Bowing before a statue is not enough to erase Ambedkar’s ideas, deep-rooted as they are amongst Dalits across India.
The BJP thinks it can resolve its rupture with the Dalit community by bowing before Ambedkar.
The symbolism of Prime Minister Narendra Modi giving respect to Ambedkar, saying that Ambedkar is one of the guiding forces for him and his party, is no doubt powerful. But the Ambedkarite movement is not just about Ambedkar’s statue. Like Hindutva, Ambedkarism is an ideology. Through the Dalit movement, this ideology has deep roots.
The centrepiece of the Dalit movement has been the spread of Ambedkar’s ideas through leaflets, booklets, NGOs, political parties, caste associations, and organisations of Dalits working in the public sector and the government.
Hindutva ideologues often use Ambedkar’s critique of Islam to appropriate him. Yet that is of little use to Dalits who see Ambedkar in his totality as the leader who showed them the way out of caste oppression with the slogan, “Educate, Agitate, Organise” against caste.
Here are ten quotes from Ambedkar’s writings that give a glimpse of why the BJP can’t appropriate Ambedkar with hollow symbolism:
1) “If Hindu Raj does become a fact, it will, no doubt be the greatest calamity for this country. No matter what the Hindus say, Hinduism is a menace to liberty, equality and fraternity. It is incompatible with democracy. Hindu Raj must be prevented at any cost.”
2) “Hindu society as such does not exist. It is only a collection of castes. Each caste is conscious of its existence. Its survival is the be-all and end-all of its existence. Castes do not even form a federation. A caste has no feeling that it is affiliated to other castes, except when there is a Hindu-Muslim riot. On all other occasions, each caste endeavours to segregate itself and to distinguish itself from other castes.”

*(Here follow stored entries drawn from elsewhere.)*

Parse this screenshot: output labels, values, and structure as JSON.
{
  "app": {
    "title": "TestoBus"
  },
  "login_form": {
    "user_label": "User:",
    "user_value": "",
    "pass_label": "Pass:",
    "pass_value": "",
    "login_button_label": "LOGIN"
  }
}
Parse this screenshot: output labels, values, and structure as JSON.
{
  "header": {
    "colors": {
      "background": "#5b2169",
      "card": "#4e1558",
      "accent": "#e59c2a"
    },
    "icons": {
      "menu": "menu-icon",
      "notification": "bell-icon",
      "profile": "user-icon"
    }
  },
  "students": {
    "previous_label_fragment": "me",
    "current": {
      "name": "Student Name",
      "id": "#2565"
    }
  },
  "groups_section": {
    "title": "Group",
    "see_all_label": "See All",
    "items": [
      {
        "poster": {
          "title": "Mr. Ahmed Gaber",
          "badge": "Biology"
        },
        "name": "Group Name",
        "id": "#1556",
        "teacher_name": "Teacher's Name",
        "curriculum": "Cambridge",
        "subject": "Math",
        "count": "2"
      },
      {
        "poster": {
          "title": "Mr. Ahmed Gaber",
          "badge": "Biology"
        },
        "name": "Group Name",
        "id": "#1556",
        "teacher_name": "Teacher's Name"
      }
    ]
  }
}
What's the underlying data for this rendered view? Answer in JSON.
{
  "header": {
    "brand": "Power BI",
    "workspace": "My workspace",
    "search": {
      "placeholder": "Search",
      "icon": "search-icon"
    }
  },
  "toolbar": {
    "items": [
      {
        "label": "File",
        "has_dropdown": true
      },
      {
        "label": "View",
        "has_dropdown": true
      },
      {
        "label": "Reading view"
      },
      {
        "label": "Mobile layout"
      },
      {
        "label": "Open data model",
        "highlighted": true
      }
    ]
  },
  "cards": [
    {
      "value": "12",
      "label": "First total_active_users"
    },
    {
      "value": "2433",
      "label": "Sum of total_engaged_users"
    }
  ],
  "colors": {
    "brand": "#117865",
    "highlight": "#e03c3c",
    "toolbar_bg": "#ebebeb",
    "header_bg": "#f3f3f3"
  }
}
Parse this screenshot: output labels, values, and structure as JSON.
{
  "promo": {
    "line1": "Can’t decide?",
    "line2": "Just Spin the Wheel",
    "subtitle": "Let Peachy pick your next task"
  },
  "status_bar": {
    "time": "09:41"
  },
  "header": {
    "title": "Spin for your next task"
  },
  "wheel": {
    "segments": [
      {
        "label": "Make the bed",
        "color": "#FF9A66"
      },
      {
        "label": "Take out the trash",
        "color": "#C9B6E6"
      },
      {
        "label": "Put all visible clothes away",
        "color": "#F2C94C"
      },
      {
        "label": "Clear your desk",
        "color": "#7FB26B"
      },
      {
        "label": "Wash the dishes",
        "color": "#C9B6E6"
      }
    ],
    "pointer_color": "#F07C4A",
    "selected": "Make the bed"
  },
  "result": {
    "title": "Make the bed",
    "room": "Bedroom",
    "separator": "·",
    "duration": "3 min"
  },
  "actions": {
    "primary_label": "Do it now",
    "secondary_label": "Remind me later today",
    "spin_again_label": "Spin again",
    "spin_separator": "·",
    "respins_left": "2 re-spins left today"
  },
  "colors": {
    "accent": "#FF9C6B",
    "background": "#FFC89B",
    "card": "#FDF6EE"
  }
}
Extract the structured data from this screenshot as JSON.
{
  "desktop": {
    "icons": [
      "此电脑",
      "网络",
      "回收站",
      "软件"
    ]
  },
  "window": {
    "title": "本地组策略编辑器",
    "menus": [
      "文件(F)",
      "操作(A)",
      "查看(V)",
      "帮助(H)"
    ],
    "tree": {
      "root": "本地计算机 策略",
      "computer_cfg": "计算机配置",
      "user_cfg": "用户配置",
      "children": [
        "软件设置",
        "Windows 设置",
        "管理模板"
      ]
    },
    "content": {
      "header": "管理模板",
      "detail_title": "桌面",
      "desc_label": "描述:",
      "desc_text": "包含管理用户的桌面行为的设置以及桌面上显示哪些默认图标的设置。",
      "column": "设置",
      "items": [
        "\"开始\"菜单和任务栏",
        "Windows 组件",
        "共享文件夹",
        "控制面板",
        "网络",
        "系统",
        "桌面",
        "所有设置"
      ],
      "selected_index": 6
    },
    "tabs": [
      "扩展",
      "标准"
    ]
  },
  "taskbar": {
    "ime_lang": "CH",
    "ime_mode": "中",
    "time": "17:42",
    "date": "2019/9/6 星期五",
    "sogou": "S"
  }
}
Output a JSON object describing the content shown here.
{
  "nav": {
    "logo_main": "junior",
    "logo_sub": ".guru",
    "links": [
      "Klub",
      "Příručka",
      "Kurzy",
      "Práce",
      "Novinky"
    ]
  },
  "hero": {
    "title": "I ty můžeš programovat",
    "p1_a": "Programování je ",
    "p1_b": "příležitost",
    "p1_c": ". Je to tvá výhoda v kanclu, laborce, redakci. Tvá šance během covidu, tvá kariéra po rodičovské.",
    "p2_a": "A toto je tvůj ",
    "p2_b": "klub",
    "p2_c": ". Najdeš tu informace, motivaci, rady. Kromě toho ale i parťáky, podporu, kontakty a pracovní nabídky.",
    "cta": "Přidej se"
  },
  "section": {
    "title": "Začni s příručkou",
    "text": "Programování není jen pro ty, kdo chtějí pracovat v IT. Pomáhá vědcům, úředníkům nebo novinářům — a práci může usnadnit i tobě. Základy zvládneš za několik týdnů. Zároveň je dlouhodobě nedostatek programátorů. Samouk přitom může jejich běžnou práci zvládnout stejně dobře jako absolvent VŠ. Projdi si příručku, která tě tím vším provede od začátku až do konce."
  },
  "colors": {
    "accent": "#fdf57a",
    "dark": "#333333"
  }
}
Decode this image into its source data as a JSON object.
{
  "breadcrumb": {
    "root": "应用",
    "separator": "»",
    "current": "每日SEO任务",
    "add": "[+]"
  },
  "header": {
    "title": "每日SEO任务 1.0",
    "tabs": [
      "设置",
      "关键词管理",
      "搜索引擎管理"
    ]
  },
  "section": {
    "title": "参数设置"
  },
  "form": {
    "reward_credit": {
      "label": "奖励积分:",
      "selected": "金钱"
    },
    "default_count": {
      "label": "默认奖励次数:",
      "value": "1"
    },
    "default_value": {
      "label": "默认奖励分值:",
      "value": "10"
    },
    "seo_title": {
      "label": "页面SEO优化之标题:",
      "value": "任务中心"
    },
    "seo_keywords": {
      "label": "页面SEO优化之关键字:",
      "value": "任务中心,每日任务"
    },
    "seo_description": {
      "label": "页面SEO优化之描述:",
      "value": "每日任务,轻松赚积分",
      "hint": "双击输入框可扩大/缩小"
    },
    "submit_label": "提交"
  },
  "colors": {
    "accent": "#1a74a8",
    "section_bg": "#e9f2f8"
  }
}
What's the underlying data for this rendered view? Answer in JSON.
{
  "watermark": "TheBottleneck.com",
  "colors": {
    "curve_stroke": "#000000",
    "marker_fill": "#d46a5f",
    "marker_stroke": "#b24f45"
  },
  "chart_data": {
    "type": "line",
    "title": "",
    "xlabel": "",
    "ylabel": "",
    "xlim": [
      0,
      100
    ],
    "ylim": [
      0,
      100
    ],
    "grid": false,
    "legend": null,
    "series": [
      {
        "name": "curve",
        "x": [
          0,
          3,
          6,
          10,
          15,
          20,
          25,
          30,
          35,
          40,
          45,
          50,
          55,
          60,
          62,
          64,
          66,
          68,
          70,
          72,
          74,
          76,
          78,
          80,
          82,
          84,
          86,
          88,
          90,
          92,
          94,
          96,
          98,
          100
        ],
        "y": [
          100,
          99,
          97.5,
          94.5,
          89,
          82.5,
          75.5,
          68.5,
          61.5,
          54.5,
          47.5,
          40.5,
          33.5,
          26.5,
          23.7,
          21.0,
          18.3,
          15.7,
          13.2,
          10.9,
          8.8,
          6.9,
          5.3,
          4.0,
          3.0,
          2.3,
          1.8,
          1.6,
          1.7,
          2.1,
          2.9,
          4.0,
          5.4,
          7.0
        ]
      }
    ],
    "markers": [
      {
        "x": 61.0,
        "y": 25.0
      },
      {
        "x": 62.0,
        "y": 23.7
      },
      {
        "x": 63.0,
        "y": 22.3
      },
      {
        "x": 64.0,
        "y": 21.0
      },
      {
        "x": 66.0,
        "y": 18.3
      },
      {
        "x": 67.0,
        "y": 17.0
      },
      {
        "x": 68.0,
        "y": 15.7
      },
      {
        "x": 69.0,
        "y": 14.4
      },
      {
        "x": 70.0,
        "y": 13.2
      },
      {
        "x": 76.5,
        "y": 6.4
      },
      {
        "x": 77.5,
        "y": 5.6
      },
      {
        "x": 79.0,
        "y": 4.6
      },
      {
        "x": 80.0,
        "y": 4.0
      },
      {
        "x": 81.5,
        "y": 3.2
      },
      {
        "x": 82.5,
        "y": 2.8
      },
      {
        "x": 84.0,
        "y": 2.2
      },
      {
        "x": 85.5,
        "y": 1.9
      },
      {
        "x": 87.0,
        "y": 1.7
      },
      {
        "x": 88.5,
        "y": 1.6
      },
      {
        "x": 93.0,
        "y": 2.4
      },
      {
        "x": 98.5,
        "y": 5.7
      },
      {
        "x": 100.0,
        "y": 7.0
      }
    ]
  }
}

3) “In India, Bhakti or what may be called the path of devotion or hero-worship, plays a part in its politics unequalled in magnitude by the part it plays in the politics of any other country in the world. Bhakti in religion may be a road to the salvation of the soul. But in politics, Bhakti or hero-worship is a sure road to degradation and to eventual dictatorship.”
4) “People are not wrong in observing Caste. In my view, what is wrong is their religion, which has inculcated this notion of Caste. If this is correct, then obviously the enemy, you must grapple with is not the people who observe Caste, but the Shastras which teach them this religion of Caste.”
5) “The Hindus criticise the Mohammedans for having spread their religion by the use of the sword. They also ridicule Christianity on the score of the Inquisition. But really speaking, who is better and more worthy of our respect–the Mohammedans and Christians who attempted to thrust down the throats of unwilling persons what they regarded as necessary for their salvation, or the Hindu who would not spread the light, who would endeavour to keep others in darkness, who would not consent to share his intellectual and social inheritance with those who are ready and willing to make it a part of their own make-up? I have no hesitation in saying that if the Mohammedan has been cruel, the Hindu has been mean; and meanness is worse than cruelty.”
6) “Hinduism is the greatest obstacle to Hindu unity. Hinduism cannot create that longing to belong which is the basis of all social unity. On the contrary Hinduism creates an eagerness to separate.”
7) “Strange as it may appear, Mr Savarkar and Mr Jinnah instead of being opposed to each other on the one nation versus two nations issue are in complete agreement about it. Both agree, not only agree but insist that there are two nations in India—one the Muslim nation and the other Hindu nation.”
8) “The Touchables, whether they are vegetarians or flesh-eaters, are united in their objection to eat cow’s flesh. As against them stand the Untouchables, who eat cow’s flesh without compunction and as a matter of course and habit.”
9) “This attitude of keeping education, wealth and power as a close preserve for themselves and refusing to share it, which the high caste Hindus have developed in their relation with the lower classes of Hindus, is sought to be extended by them to the Muslims. They want to exclude the Muslims from place and power, as they have done to the lower class Hindus. This trait of the high caste Hindus is the key to the understanding of their politics.”
10) “Though I was born a Hindu, I solemnly assure you that I will not die as a Hindu.